Consideration of two entwined histories: the history of the concept of art and the history of the discipline of art history.
Professional Portfolio and Practices
The capstone experience for Master of Arts students pursuing the non-thesis track in art history and will aid in the transition from an academic environment to the professional world. Students will be required to create, present, and revise a professional portfolio with this transition in mind.
Gothic Art and Architecture
Exploration of Gothic art and architecture from ca. A.D. 1100 to 1550. Focusing on buildings and objects in Europe, it will look at recent scholarly approaches towards this rich and diverse artistic style as well as analyze medieval sources relevant for our understanding of this art.
Topics in Byzantine Art and Architecture
The study of Byzantine art and architecture in a broad context, including issues of cultural history, literature, theology, and ritual. The seminar introduces various methodological approaches and readings of advanced scholarship, both purely empirical as well as interpretative and theoretical.
Seminar in Renaissance Art
Problems in European art during the Renaissance. May include topics oriented toward a single major figure, a genre, or a school. Problems concern a major branch of art history, e.g., connoisseurship or iconography.
Seminar in Italian Baroque Art
Focus on a single Italian Baroque artist, or on a regional school. Works of art and relevant literature provide materials for training in how to solve art historical problems using techniques developed in connisseurship, iconography, and source material interpretation.
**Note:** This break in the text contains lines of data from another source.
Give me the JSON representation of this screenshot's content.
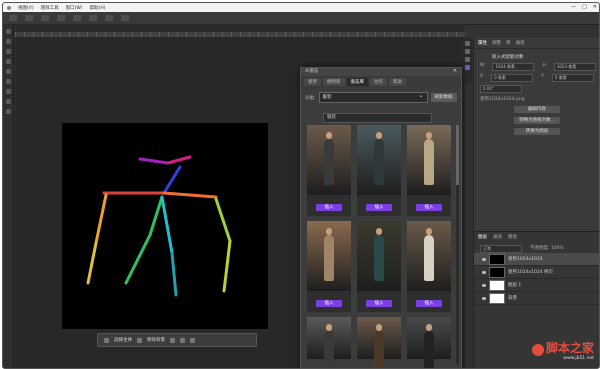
{
  "app": {
    "menu": [
      "视图(V)",
      "增效工具",
      "窗口(W)",
      "帮助(H)"
    ],
    "window_controls": [
      "—",
      "□",
      "✕"
    ]
  },
  "canvas": {
    "background": "#000000",
    "pose_colors": [
      "#e0e040",
      "#a020c0",
      "#e04040",
      "#30c060",
      "#20c0d0",
      "#40a0ff",
      "#f0a030",
      "#d02080"
    ]
  },
  "taskbar": {
    "items": [
      "选择主体",
      "移除背景"
    ]
  },
  "plugin": {
    "title": "AI姿态",
    "tabs": [
      "姿势",
      "模特库",
      "姿态库",
      "动作",
      "帮助"
    ],
    "active_tab": 2,
    "filter_label": "分类:",
    "filter_value": "服装",
    "filter_button": "刷新数据",
    "dropdown_option": "服装",
    "insert_label": "插入",
    "cards": [
      {
        "tone": "#6b5a4a",
        "outfit": "#3a3a3a"
      },
      {
        "tone": "#4b5a5e",
        "outfit": "#2e3a3a"
      },
      {
        "tone": "#7a6a58",
        "outfit": "#b8a888"
      },
      {
        "tone": "#8a6a50",
        "outfit": "#a08468"
      },
      {
        "tone": "#3a3a2e",
        "outfit": "#2a4a4a"
      },
      {
        "tone": "#6a5a4a",
        "outfit": "#d8d0c0"
      },
      {
        "tone": "#5a5a5a",
        "outfit": "#3a3a3a"
      },
      {
        "tone": "#6a5a4a",
        "outfit": "#4a3a2a"
      },
      {
        "tone": "#4a4a4a",
        "outfit": "#222222"
      }
    ]
  },
  "right_panel": {
    "tabs": [
      "属性",
      "调整",
      "库",
      "通道"
    ],
    "title": "嵌入式智能对象",
    "w_label": "W",
    "h_label": "H",
    "w_value": "1024 像素",
    "h_value": "1024 像素",
    "x_value": "0 像素",
    "y_value": "0 像素",
    "angle": "0.00°",
    "link_label": "姿势1024x1024.png",
    "buttons": [
      "编辑内容",
      "转换为链接对象...",
      "转换为图层"
    ]
  },
  "layers": {
    "tabs": [
      "图层",
      "通道",
      "路径"
    ],
    "mode": "正常",
    "opacity": "不透明度: 100%",
    "items": [
      {
        "name": "姿势1024x1024",
        "thumb": "black",
        "selected": true
      },
      {
        "name": "姿势1024x1024 拷贝",
        "thumb": "black",
        "selected": false
      },
      {
        "name": "图层 1",
        "thumb": "white",
        "selected": false
      },
      {
        "name": "背景",
        "thumb": "white",
        "selected": false
      }
    ]
  },
  "watermark": {
    "site": "脚本之家",
    "url": "www.jb51.net"
  }
}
Seminar in Seventeenth-or Eighteenth-Century European Art
This seminar will focus on a principal artist, style, theme, or aesthetic issue in European art of the seventeenth or eighteenth century.
Seminar in Greco-Roman Art
Focus on a single genre of Greco-Roman art (e.g., freestanding Greek sculpture from the sixth century B.C.), or on a single aspect (e.g., Roman historical reliefs).
Seminar in Asian Art
Research topics may include Hindu iconography, Chinese painting, pan-Asian Buddhist iconography, the Hindu temple, and others.
Seminar in Asian Art
Various topics related to the history of the Western encounter with South Asian art and religion from the fourteenth to nineteenth centuries. Topics of interest include Orientalist representations of South Asia in the context of the European colonial enterprise, Victorian perceptions of South Asia, post- colonial criticism, and the institutional development of the colonial museum.
Seminar in Nineteenth-Century European Art History
Issues relating to the visual arts. Studies of major artists or movements, and thematically directed projects.
Seminar in Twentieth-Century Art History
Issues relating to the visual arts. Topical studies of major artists or movements, and thematically directed projects.
Seminar in Contemporary Art and Theory
Writing-intensive focusing on contemporary art and related theories drawn from film studies, semiotics, gender studies, cultural studies, and post-colonial studies.
Seminar in the American Art
Topical studies of major artists, exhibitions, movements, or cultural productions significant to the development of American art.